I've developed some GUI components for this program, which you are free to use or not, as you choose. If you don't use my classes, it is your responsibility to present the results of your program in a way that can readily be graded.

Here is the basic usage of the classes that I provide; this should be enough to get you started. For more detailed information, look at the source code or at the javadoc.

1. Create a Board by calling `new Board(numberOfRows, numberOfColumns)`. A Board is a type of `Panel` which you can use in constructing your GUI.

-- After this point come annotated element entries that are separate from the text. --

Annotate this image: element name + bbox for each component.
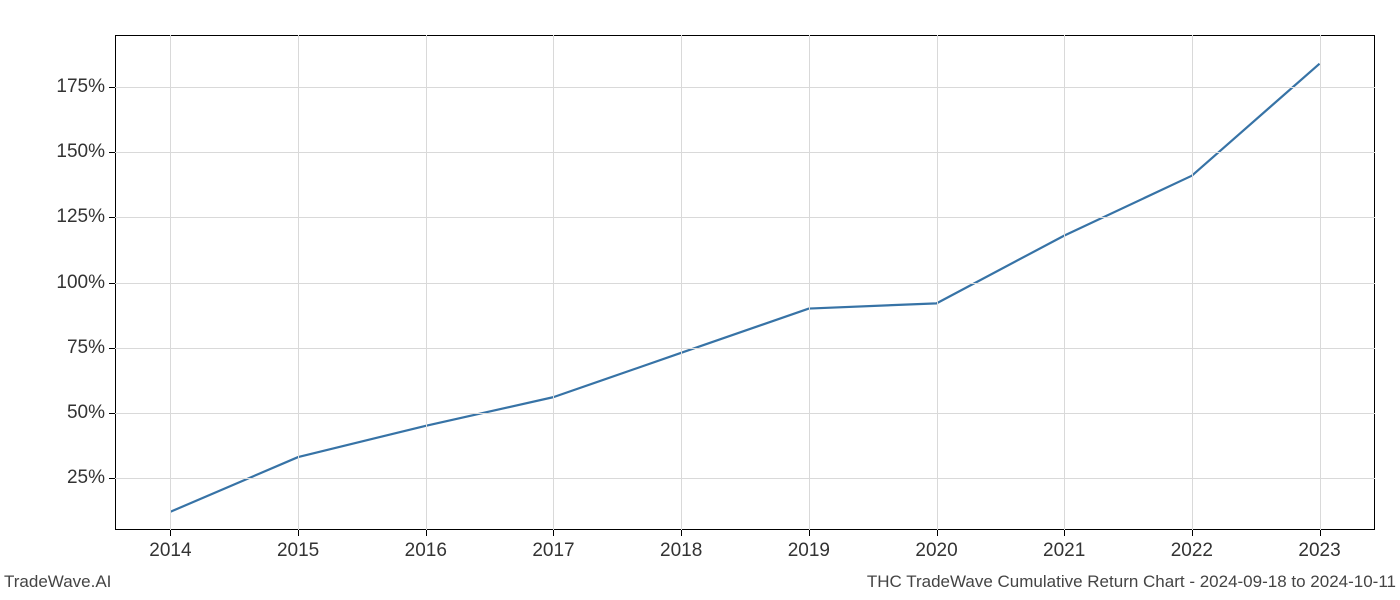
y-tick-label: 25% — [67, 467, 105, 489]
grid-line-horizontal — [115, 152, 1375, 153]
y-tick-mark — [109, 152, 115, 153]
x-tick-label: 2018 — [660, 540, 702, 562]
x-tick-label: 2023 — [1298, 540, 1340, 562]
x-tick-label: 2017 — [532, 540, 574, 562]
x-tick-label: 2020 — [915, 540, 957, 562]
x-tick-label: 2015 — [277, 540, 319, 562]
y-tick-mark — [109, 413, 115, 414]
y-tick-label: 175% — [56, 76, 105, 98]
grid-line-horizontal — [115, 217, 1375, 218]
x-tick-label: 2019 — [788, 540, 830, 562]
footer-brand: TradeWave.AI — [4, 572, 111, 592]
y-tick-mark — [109, 283, 115, 284]
grid-line-horizontal — [115, 348, 1375, 349]
x-tick-mark — [681, 530, 682, 536]
x-tick-mark — [1320, 530, 1321, 536]
x-tick-label: 2021 — [1043, 540, 1085, 562]
grid-line-horizontal — [115, 87, 1375, 88]
y-tick-label: 100% — [56, 272, 105, 294]
grid-line-horizontal — [115, 413, 1375, 414]
x-tick-mark — [1064, 530, 1065, 536]
chart-plot-area — [115, 35, 1375, 530]
y-tick-label: 75% — [67, 337, 105, 359]
x-tick-mark — [298, 530, 299, 536]
y-tick-label: 50% — [67, 402, 105, 424]
x-tick-label: 2016 — [405, 540, 447, 562]
y-tick-mark — [109, 217, 115, 218]
x-tick-mark — [809, 530, 810, 536]
line-series — [170, 64, 1319, 512]
grid-line-horizontal — [115, 283, 1375, 284]
x-tick-label: 2014 — [149, 540, 191, 562]
y-tick-mark — [109, 478, 115, 479]
x-tick-mark — [937, 530, 938, 536]
x-tick-mark — [426, 530, 427, 536]
footer-caption: THC TradeWave Cumulative Return Chart - … — [867, 572, 1396, 592]
x-tick-mark — [170, 530, 171, 536]
x-tick-label: 2022 — [1171, 540, 1213, 562]
y-tick-mark — [109, 348, 115, 349]
x-tick-mark — [553, 530, 554, 536]
y-tick-mark — [109, 87, 115, 88]
y-tick-label: 150% — [56, 141, 105, 163]
x-tick-mark — [1192, 530, 1193, 536]
y-tick-label: 125% — [56, 206, 105, 228]
grid-line-horizontal — [115, 478, 1375, 479]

2. Create pieces to put on the board by extending `Piece`.
• `Piece` is an abstract class because different pieces should be drawn differently, so you need to subclass it and provide a `public void paint(Graphics g)` method for each subclass. I've provided two example subclasses, `RoundPiece` (which you can use for a robot) and `Block` (which you can use for a block).
• Use the `getX() `and `getY()` methods (inherited from `Piece`) to find the top left-hand corner of the area in which you should paint your piece.
• You still need something to indicate the target location. It could be another kind of `Piece` (but it doesn't have to be).

3. Place your pieces on the board by calling `place(row, column)`. They will automatically appear on the display.

4. Move your pieces by calling `moveTo(rowNumber, columnNumber)` or `move(changeInRow, changeInColumn)`. They will automatically move on the display.

A final class, `Test`, is just an example of setting up a GUI and moving pieces around on it.

The Java files are available as ricochet.zip. You are welcome to use them or not, and if you use them, you are welcome to change them in any way you like. Please let me know of any errors or infelicities that you find in this code.

Due date:

Before midnight, Thursday, April 24. If you have modified my files in any way, don't forget to include those, too.